Durch Hilfsmittel, Umbauten oder Umstellungen von Prozessen können heute viele Schlaganfall- Betroffene an ihren Arbeitsplatz zurückkehren. Schwieriger wird es, wenn sie unter neuropsychologischen Folgen leiden. Nach außen hin wirken sie fit und leistungsfähig, doch dass sie im Innern den Anforderungen ihres Arbeitsplatzes nicht gewachsen sind, ist für Kollegen und Vorgesetzte nicht erkennbar.
Der ganze Mensch im Fokus
„Assessment-Center“ nennt man Test- und Auswahlverfahren bei der Personalgewinnung. Im Berufsförderungswerk (BFW) Hamburg können speziell Menschen mit neurologischen Erkrankungen wie einem Schlaganfall von einem solchen Verfahren profitieren. „Um diesen oftmals komplexen Krankheitsbildern in angemessener Weise gerecht zu werden, haben wir basierend auf unseren bisherigen Assessment-Erfahrungen das RehaAssessment Neuro entwickelt“, sagt Benjamin Rehn, Ansprechpartner für das Programm.
Ein multiprofessionelles Team aus den Bereichen Medizin, Sport, Ergotherapie und Psychologie arbeitet bei dieser Maßnahme drei Monate lang mit den Rehabilitanden. Wer nicht aus der Region Hamburg kommt, hat die Möglichkeit, im angeschlossenen Internat zu wohnen. „Unser Ziel ist, den Menschen als Ganzes zu betrachten“, sagt Benjamin Rehn. „Natürlich spielen die neuropsychologischen Beeinträchtigungen eine wichtige Rolle, aber genauso betrachten wir die Biografie, das persönliche Umfeld und die sozialen Fähigkeiten bei der Frage, wie es weitergehen kann.“
Nachfrage ungebrochen groß
Nach drei intensiven Monaten entsteht ein konkretes Bild von Stärken und Schwächen der Rehabilitanden. Gemeinsam werden nächste Schritte für eine langfristige berufliche Wiedereingliederung überlegt. Diese Empfehlung geht dann an den zuständigen Leistungsträger, bei jüngeren Schlaganfall- Betroffenen oft die Rentenversicherung. Eine Maßnahme kann zum Beispiel die Fortbildung oder Umschulung in einem BFW sein. In Deutschland gibt es 28 solcher Berufsförderungswerke mit nahezu 100 Standorten, über 250 Qualifizierungsangeboten und rund 12.000 Ausbildungsplätzen.

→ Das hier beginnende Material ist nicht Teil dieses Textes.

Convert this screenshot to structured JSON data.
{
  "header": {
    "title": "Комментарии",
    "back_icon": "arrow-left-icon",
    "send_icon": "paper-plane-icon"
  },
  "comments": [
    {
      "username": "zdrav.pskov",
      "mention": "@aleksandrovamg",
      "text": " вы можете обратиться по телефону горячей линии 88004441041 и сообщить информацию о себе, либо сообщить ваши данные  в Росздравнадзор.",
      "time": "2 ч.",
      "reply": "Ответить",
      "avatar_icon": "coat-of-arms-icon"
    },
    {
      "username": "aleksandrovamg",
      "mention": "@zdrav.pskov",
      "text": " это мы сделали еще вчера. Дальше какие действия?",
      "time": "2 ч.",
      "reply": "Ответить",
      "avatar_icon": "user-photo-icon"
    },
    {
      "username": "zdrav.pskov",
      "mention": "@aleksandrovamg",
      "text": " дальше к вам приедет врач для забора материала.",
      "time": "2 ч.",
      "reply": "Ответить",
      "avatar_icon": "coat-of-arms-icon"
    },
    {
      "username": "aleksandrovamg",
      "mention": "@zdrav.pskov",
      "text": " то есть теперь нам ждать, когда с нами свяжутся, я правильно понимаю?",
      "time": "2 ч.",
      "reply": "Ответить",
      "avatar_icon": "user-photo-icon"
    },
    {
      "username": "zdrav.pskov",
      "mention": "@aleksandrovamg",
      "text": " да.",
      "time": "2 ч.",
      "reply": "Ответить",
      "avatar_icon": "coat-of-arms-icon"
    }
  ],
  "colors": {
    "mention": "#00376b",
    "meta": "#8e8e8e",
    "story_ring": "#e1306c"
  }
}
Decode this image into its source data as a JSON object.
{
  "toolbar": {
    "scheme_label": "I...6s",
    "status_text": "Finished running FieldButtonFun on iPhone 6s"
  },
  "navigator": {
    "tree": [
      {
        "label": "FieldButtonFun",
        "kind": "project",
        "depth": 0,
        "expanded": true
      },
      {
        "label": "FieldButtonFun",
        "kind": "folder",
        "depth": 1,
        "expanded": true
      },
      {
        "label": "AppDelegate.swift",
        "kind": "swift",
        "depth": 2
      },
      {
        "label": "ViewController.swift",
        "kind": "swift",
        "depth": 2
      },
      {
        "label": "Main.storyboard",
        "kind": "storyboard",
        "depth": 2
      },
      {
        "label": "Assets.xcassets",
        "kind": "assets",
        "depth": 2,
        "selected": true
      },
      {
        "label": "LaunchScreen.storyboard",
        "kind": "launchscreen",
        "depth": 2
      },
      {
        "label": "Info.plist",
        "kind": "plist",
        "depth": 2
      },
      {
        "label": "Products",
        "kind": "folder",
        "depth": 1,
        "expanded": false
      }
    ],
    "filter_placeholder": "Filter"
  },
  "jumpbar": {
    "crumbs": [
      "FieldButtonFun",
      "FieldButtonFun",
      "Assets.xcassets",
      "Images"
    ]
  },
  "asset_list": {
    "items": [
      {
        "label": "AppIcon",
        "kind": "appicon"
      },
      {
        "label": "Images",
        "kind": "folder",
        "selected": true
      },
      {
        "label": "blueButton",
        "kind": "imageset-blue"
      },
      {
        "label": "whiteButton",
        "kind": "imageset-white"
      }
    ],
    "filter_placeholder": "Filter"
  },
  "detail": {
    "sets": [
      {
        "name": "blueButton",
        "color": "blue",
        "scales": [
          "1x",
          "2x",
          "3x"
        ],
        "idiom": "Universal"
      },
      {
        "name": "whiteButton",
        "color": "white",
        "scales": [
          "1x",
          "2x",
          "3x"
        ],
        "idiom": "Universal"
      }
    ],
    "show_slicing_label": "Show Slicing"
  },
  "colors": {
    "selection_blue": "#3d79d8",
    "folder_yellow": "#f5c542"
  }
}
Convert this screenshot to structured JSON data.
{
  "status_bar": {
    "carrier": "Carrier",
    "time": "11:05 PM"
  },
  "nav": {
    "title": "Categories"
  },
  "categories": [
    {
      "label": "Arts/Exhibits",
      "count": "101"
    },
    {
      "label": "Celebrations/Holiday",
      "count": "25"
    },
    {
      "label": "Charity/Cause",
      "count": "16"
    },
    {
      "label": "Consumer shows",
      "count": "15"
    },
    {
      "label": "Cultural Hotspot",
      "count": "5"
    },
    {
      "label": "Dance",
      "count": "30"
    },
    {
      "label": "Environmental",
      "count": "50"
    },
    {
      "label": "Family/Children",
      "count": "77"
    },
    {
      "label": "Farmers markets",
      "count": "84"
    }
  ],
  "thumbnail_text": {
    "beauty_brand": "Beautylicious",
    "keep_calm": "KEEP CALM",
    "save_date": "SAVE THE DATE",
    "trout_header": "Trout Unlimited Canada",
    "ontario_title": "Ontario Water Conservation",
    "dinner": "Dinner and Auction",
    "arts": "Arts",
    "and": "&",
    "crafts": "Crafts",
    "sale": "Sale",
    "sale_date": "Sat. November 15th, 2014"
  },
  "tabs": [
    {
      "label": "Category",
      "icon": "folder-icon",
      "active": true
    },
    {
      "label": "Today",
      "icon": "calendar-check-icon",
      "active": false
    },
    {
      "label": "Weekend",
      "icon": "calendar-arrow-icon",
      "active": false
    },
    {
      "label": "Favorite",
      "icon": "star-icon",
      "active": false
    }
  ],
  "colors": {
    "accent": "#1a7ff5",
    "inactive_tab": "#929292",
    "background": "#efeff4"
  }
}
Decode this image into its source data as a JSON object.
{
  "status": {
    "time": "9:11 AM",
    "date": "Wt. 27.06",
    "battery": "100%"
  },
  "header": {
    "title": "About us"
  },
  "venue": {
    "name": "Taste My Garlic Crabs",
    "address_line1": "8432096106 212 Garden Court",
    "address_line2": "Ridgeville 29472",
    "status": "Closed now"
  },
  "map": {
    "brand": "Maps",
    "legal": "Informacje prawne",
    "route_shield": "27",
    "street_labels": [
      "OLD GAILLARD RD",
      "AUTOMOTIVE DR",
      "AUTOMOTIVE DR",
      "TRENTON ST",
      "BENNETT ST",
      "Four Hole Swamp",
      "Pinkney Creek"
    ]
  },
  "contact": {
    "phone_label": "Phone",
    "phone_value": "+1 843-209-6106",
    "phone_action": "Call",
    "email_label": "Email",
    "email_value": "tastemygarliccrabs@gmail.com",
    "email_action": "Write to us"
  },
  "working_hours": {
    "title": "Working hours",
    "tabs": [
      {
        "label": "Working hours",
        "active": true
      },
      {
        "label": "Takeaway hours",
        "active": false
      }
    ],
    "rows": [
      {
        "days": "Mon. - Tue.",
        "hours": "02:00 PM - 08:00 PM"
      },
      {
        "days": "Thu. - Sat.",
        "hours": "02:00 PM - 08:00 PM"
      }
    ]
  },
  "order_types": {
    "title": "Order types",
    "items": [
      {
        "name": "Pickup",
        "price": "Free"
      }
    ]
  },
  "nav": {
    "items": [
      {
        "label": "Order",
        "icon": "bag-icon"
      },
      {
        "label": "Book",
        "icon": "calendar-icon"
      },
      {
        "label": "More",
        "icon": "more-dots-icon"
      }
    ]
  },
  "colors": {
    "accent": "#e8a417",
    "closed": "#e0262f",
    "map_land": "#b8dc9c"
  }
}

Zurzeit durchlaufen 25 bis 30 Betroffene pro Jahr das Hamburger Neuro- Assessment. Da die Nachfrage ungebrochen groß ist, prüft das BFW gerade eine Ausweitung der Kapazitäten. Benjamin Rehn rät Interessenten, nicht direkt nach der medizinischen Reha mit dem Verfahren zu starten, „sondern die entsprechenden Nachsorge-Angebote vollständig auszuschöpfen.“ Gerade bei neurologischen Erkrankungen stellten sich oft noch Verbesserungen ein, und „idealerweise erstellen wir unser Leistungsbild am Ende eines solchen Prozesses“.